Esclusa ogni remunerazione di tali prestazioni, occorre tuttavia evidenziare che anche per gli “amatori” sarà possibile, sulla scorta di quanto oggi avviene nel dilettantismo, prevedere indennità economiche (anche forfettarie) – in termini di premi, compensi occasionali legati ai risultati ottenuti nelle competizioni sportive, nonché di indennità di trasferta e rimborsi spese – nei limiti dei 10.000 euro di cui all’art. 69 comma 2 del TUIR.

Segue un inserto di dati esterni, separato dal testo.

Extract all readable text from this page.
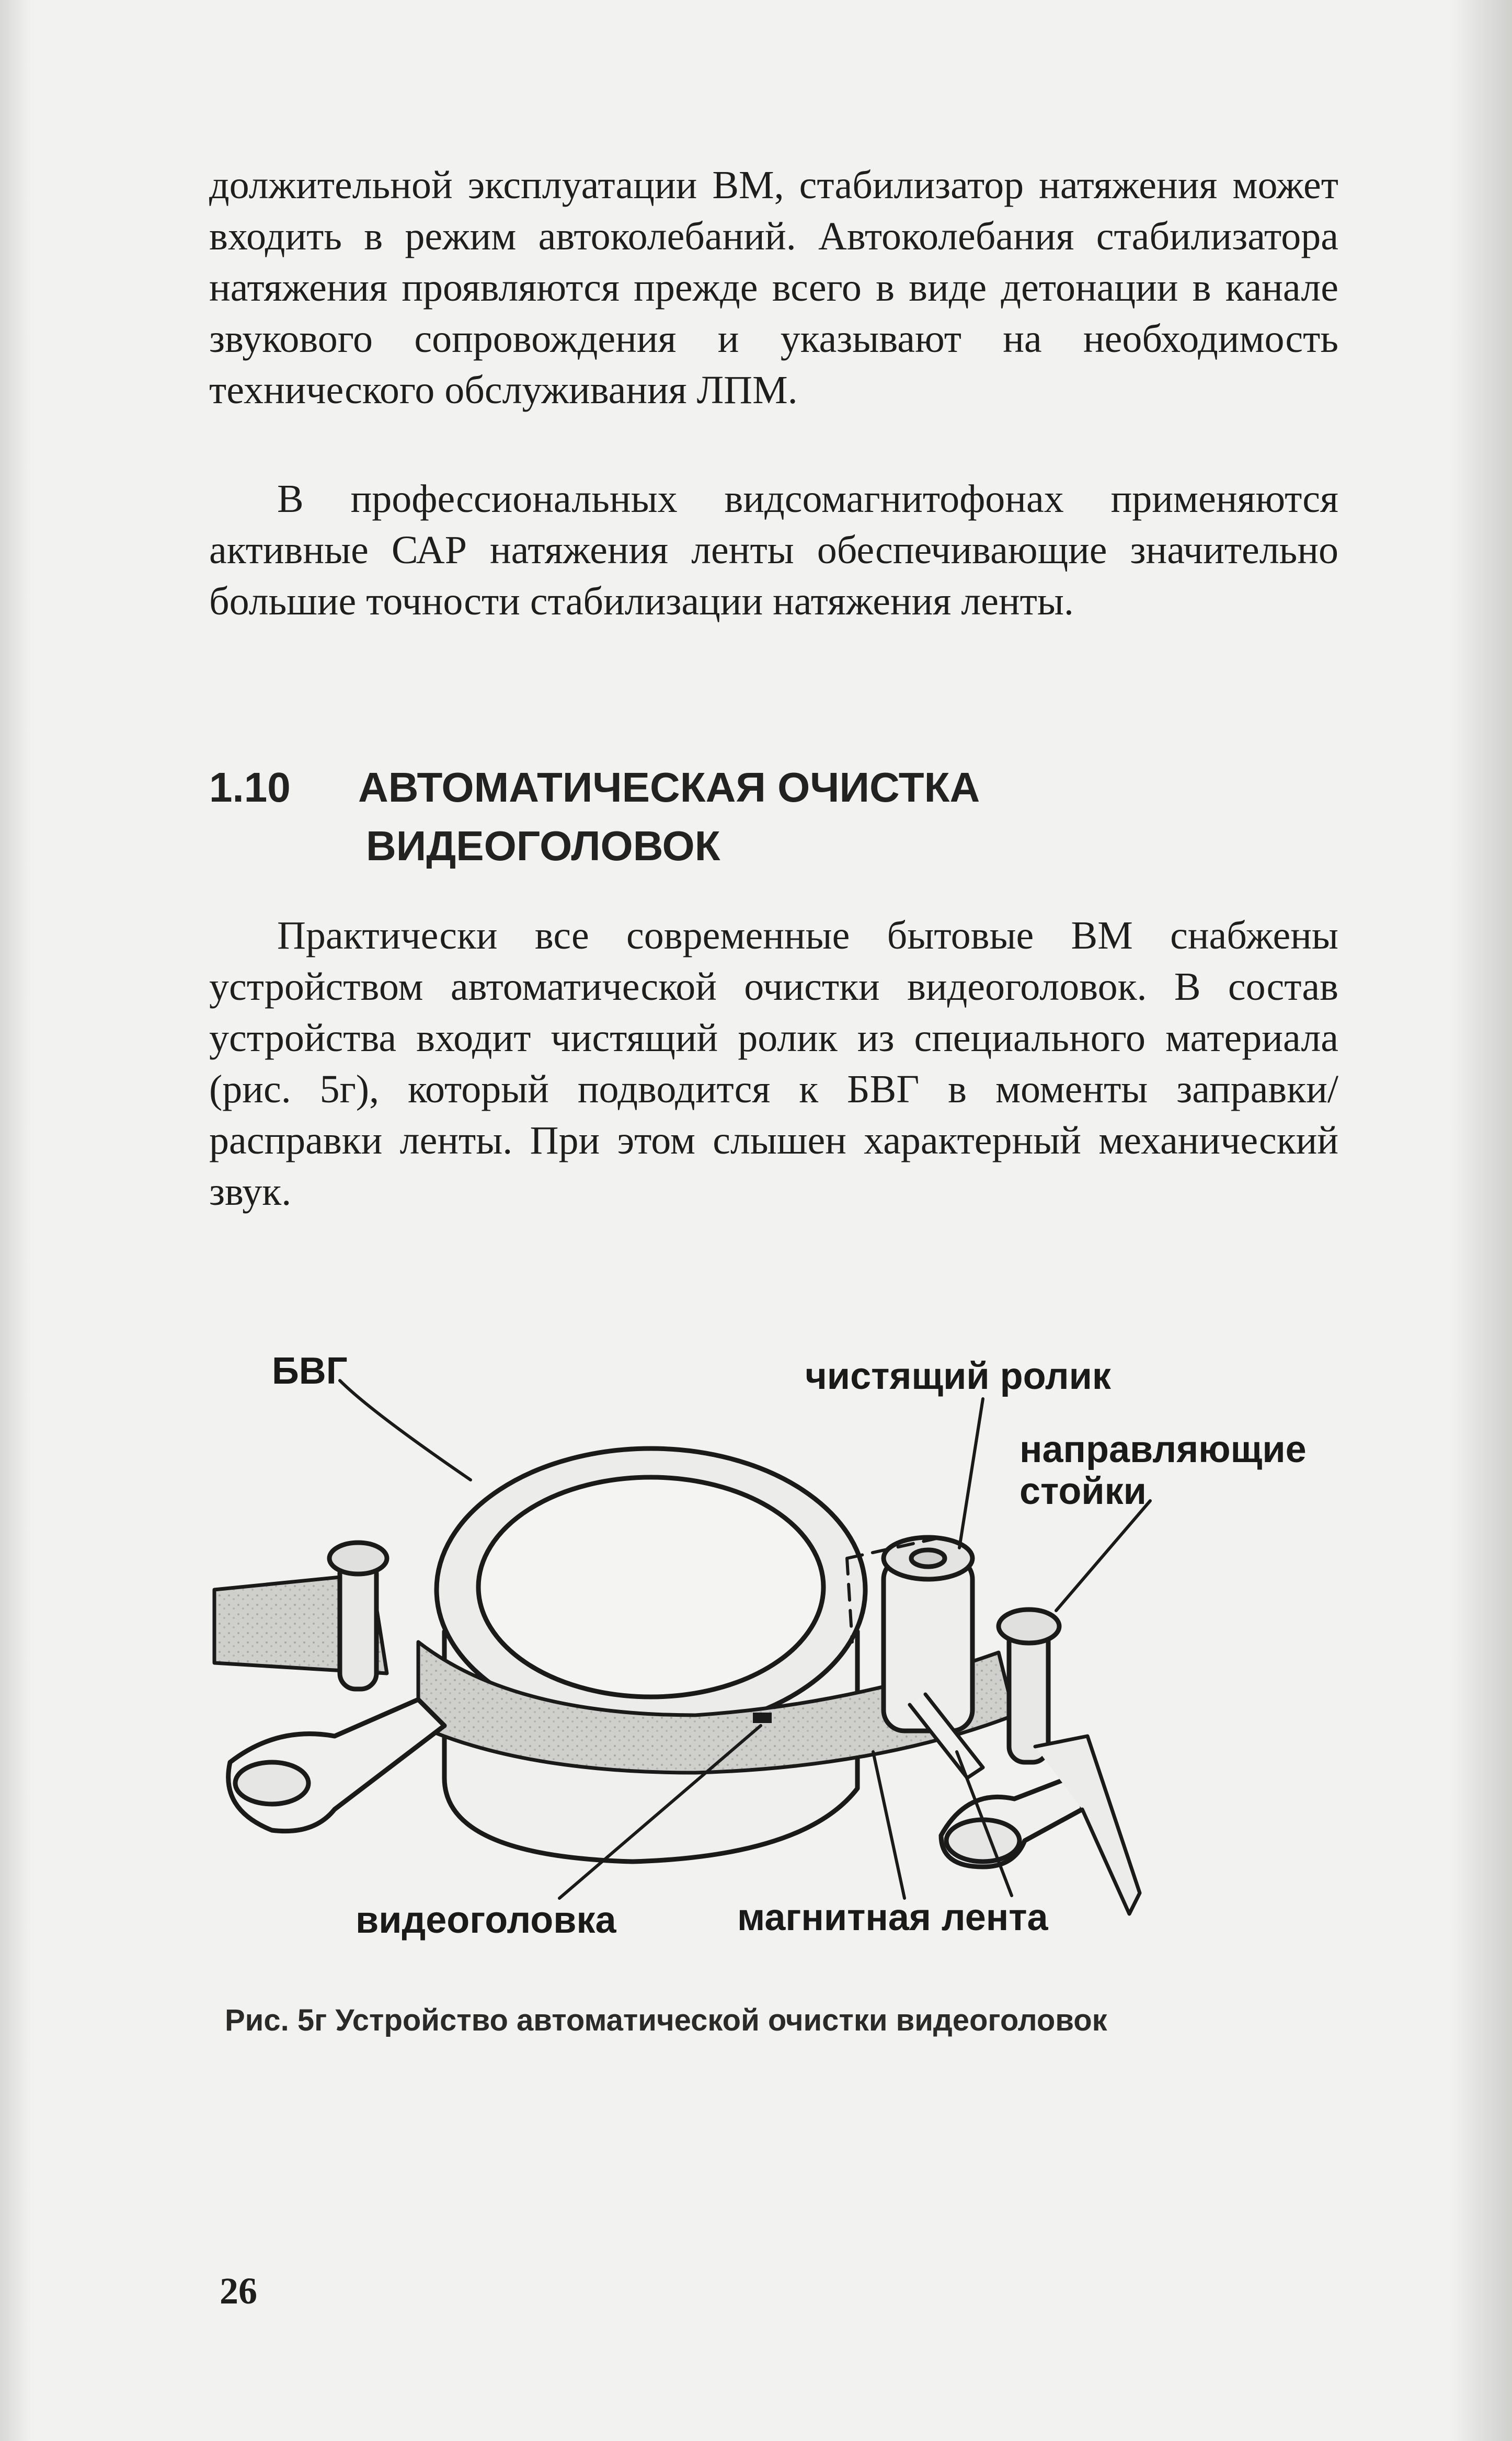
должительной эксплуатации ВМ, стабилизатор натяжения может входить в режим автоколебаний. Автоколебания стабилизатора натяжения проявляются прежде всего в виде детонации в канале звукового сопровождения и указывают на необходимость технического обслуживания ЛПМ.

В профессиональных видсомагнитофонах применяются активные САР натяжения ленты обеспечивающие значительно большие точности стабилизации натяжения ленты.

1.10 АВТОМАТИЧЕСКАЯ ОЧИСТКА
ВИДЕОГОЛОВОК

Практически все современные бытовые ВМ снабжены устройством автоматической очистки видеоголовок. В состав устройства входит чистящий ролик из специального материала (рис. 5г), который подводится к БВГ в моменты заправки/расправки ленты. При этом слышен характерный механический звук.

БВГ	чистящий ролик
направляющие
стойки
видеоголовка	магнитная лента
Рис. 5г Устройство автоматической очистки видеоголовок
26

Tracciata dunque la differenza tra lavoratore sportivo tout court e “professionista sportivo” vero e proprio, per quanto attiene alla seconda figura, il decreto in questione, richiamando pressoché testualmente il contenuto della legge n.91/1981, stabilisce, in tal caso, una presunzione di lavoro subordinato, salva la riconducibilità della fattispecie al lavoro autonomo al ricorrere di specifici presupposti legati alla minor continuità della prestazione sportiva resa in favore della società sportiva o all’assenza di vincolo per quanto riguarda la attività di allenamento.

Importantissimo corollario dell’impianto normativo fin qui descritto è l’introduzione anche in favore dei lavoratori sportivi non appartenenti ai settori professionistici di tutela assicurative e previdenziali prima appannaggio esclusivo di questi ultimi.

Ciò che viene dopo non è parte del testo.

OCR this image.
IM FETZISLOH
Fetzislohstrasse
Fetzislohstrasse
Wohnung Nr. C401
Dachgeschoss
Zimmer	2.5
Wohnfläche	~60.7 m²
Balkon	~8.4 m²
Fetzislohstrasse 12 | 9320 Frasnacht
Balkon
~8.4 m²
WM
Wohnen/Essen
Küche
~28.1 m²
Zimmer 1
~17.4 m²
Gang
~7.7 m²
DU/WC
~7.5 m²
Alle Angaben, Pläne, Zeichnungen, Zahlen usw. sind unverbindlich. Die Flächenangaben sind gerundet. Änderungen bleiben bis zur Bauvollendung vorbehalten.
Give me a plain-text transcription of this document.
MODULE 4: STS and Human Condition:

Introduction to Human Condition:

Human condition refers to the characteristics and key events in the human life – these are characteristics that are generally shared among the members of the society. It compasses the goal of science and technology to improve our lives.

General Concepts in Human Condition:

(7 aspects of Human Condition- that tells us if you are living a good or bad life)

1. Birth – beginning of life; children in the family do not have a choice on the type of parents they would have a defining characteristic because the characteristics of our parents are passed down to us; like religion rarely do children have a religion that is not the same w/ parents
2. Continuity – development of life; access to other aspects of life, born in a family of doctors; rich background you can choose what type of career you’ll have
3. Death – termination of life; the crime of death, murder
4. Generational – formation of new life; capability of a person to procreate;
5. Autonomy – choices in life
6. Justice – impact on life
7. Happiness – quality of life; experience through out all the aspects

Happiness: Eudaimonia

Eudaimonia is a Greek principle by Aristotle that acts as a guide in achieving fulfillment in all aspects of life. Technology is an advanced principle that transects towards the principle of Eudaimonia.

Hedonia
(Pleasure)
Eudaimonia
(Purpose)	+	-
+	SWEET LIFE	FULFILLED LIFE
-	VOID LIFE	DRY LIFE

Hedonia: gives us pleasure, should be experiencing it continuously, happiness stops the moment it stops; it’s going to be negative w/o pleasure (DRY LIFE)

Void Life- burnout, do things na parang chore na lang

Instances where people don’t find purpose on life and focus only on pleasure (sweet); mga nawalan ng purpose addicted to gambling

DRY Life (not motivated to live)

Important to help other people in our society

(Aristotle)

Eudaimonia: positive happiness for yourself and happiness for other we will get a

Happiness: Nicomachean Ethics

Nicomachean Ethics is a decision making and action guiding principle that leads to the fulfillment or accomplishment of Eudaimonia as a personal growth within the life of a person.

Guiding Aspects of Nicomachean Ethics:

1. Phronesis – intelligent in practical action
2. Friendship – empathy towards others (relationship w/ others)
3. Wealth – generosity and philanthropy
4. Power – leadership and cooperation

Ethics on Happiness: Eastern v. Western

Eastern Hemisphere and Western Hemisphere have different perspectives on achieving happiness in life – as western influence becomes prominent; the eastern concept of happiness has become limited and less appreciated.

Basti considerare che a norma del comma 1 dell’art 120 del decreto in analisi è stabilito che “I lavoratori sportivi subordinati, a prescindere dal settore professionistico o dilettantistico in cui prestano attività, sono iscritti al Fondo Pensione Sportivi Professionisti gestito dall’INPS” il quale assumerà la denominazione di “Fondo Pensione dei Lavoratori Sportivi” e che, ai sensi del successivo comma 2, “Nei settori dilettantistici i lavoratori sportivi, titolari di contratti di collaborazione coordinata e continuativa o che svolgono prestazioni autonome o prestazioni autonome occasionali, hanno diritto all’assicurazione previdenziale e assistenziale” mediante iscrizione alla Gestione separata INPS.

Occorre infine considerare gli effetti che tali novità, se approvate, potranno comportare con riguardo anche alla attività di Agente sportivo.

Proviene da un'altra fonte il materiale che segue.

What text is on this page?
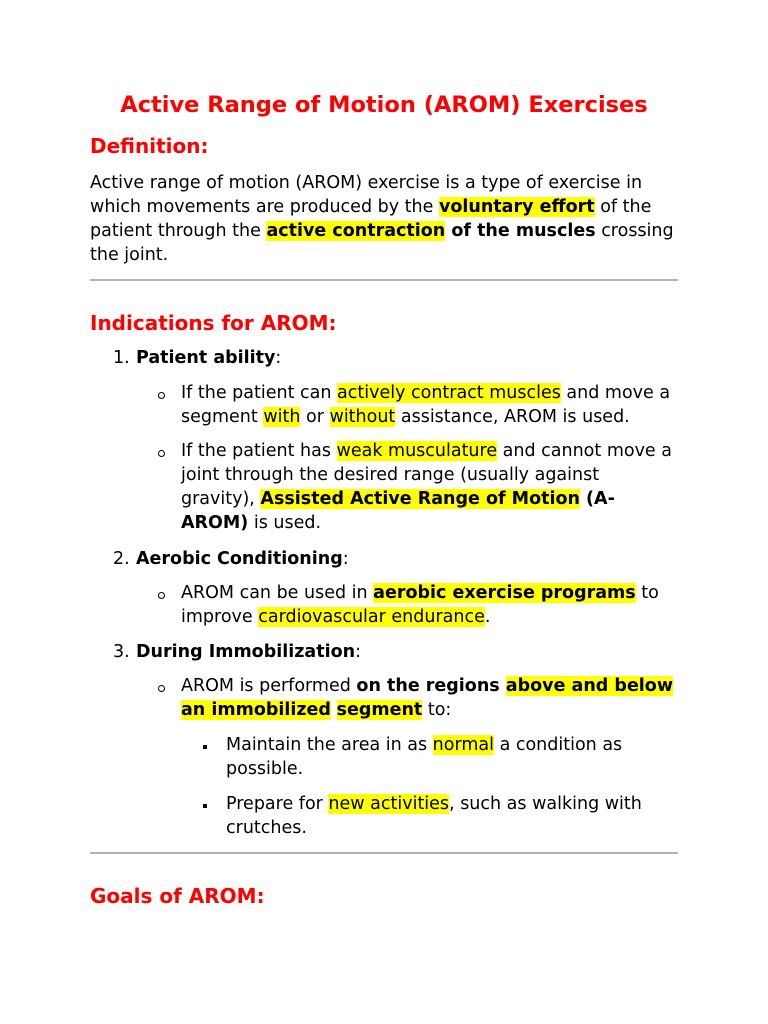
Active Range of Motion (AROM) Exercises
Definition:

Active range of motion (AROM) exercise is a type of exercise in
which movements are produced by the voluntary effort of the
patient through the active contraction of the muscles crossing
the joint.

Indications for AROM:
1. Patient ability:
If the patient can actively contract muscles and move a
segment with or without assistance, AROM is used.
If the patient has weak musculature and cannot move a
joint through the desired range (usually against
gravity), Assisted Active Range of Motion (A-
AROM) is used.
2. Aerobic Conditioning:
AROM can be used in aerobic exercise programs to
improve cardiovascular endurance.
3. During Immobilization:
AROM is performed on the regions above and below
an immobilized segment to:
Maintain the area in as normal a condition as
possible.
Prepare for new activities, such as walking with
crutches.
Goals of AROM:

L’art. 124 del decreto, infatti, muta la definizione di tale categoria sancendo che “L’agente sportivo è il soggetto che, in esecuzione del contratto di mandato sportivo, mette in contatto due o più soggetti operanti nell’ambito di una disciplina sportiva riconosciuta dal CONI e dal CIO, nonché dal CIP e dall’IPC, siano essi lavoratori sportivi o società o associazioni sportive, ai fini della conclusione, della risoluzione o del rinnovo di un contratto di lavoro sportivo, del trasferimento della prestazione sportiva mediante cessione del relativo contratto di lavoro, del tesseramento di uno sportivo presso una federazione sportiva nazionale, fornendo servizi professionali di assistenza e consulenza, mediazione”.

L’evidente espunzione dal testo di ogni riferimento alla prestazione sportiva professionistica – quale esclusivo oggetto dei contratti sportivi in relazione ai quali il procuratore può oggi rendere i propri servizi tipici secondo le normative vigenti – lascia emergere la possibilità che, perlomeno nei settori che prevedono l’abilitazione di tali figure professionali, queste ultime svolgano la propria attività anche in favore di lavoratori sportivi “dilettanti”.

A riprova di ciò, depone peraltro la previsione, sempre nell’ambito del perimetro della citata definizione, delle associazioni sportive (enti costituibili solo in ambito dilettantistico) tra i possibili assistiti dell’Agente.